Amendment to Term Sheet and Proposed Issuance of Share Purchase Warrants
VANCOUVER, BC – March 18, 2021 – – LUXXFOLIO Holdings Inc. (the “Company”) (CSE: LUXX) The Company signed an amendment to extend the Term Sheet Expiry Date of its binding term sheet with WestBlock Capital Inc. (“WestBlock”) to acquire the issued and outstanding shares of WestBlock (the “Acquisition”) to April 2, 2021. The Company proposes to issue 5,000,000 share purchase warrants (the “Warrants”). As previously disclosed, 2,500,000 of the Warrants will be issued to WestBlock shareholders upon closing of the Acquisition. The Company proposes to issue the remaining 2,500,000 Warrants to new principals it intends to hire upon the closing of the Acquisition. Each Warrant will be exercisable for one common share of the Company for a period of 24 months from the date of issue at a price of $0.40 per share if exercised in the first 12 months and $0.50 per share if exercised thereafter.
LUXXFOLIO Holdings Inc. is a growth-oriented, CSE-listed company based in Canada. The Company utilizes blockchain technology and other trust-based authentication and crypto mining tools for asset monetization of unique identifiable assets (UIAs). UIAs may include digital contracts, equipment, memorabilia, artwork, and crypto assets. It provides a liquid alternative for exposure to the UIAs for the broader capital markets.
For more information, please contact:
Dean Linden, Chief Executive Officer
Tel: (604) 398-3837 or (425) 449-9442
The CSE has not reviewed and does not accept responsibility for the adequacy or accuracy of this release.

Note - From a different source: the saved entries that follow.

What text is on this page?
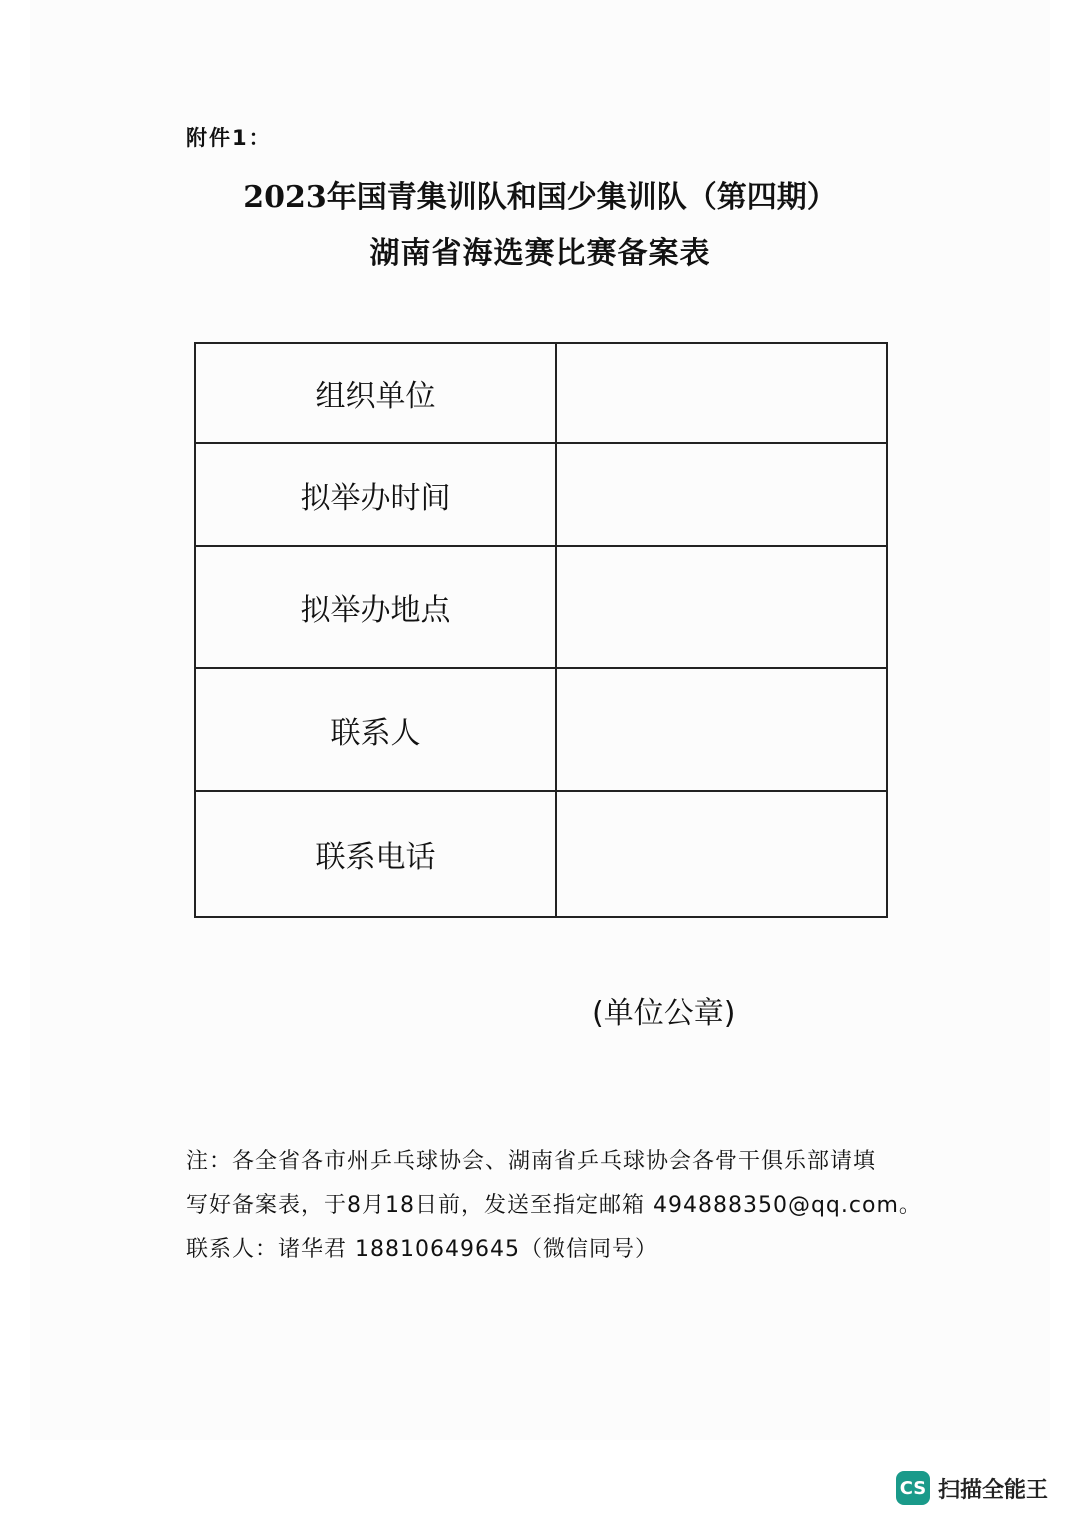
附件1：
2023年国青集训队和国少集训队（第四期）
湖南省海选赛比赛备案表
组织单位	
拟举办时间	
拟举办地点	
联系人	
联系电话	
(单位公章)

注：各全省各市州乒乓球协会、湖南省乒乓球协会各骨干俱乐部请填

写好备案表，于8月18日前，发送至指定邮箱 494888350@qq.com。

联系人：诸华君 18810649645（微信同号）

CS 扫描全能王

Certain information contained herein may constitute “forward-looking information” under Canadian securities legislation. Generally, forward-looking information can be identified by the use of forward-looking terminology such as, “will be”, “proposes, “intends to”, or variations of such words and phrases or statements that certain actions, events or results “will” occur. Forward-looking statements regarding the issuance of securities, the Acquisition, and the business of the Company are based on the Company’s estimates and are subject to known and unknown risks, uncertainties and other factors that may cause the actual results, level of activity, performance or achievements of the Company and its subsidiary to be materially different from those expressed or implied by such forward-looking statements or forward-looking information, including capital expenditures and other costs. There can be no assurance that such statements will prove to be accurate, as actual results and future events could differ materially from those anticipated in such statements. Accordingly, readers should not place undue reliance on forward-looking statements and forward-looking information. The Company will not update any forward-looking statements or forward-looking information that are incorporated by reference herein, except as required by applicable securities laws.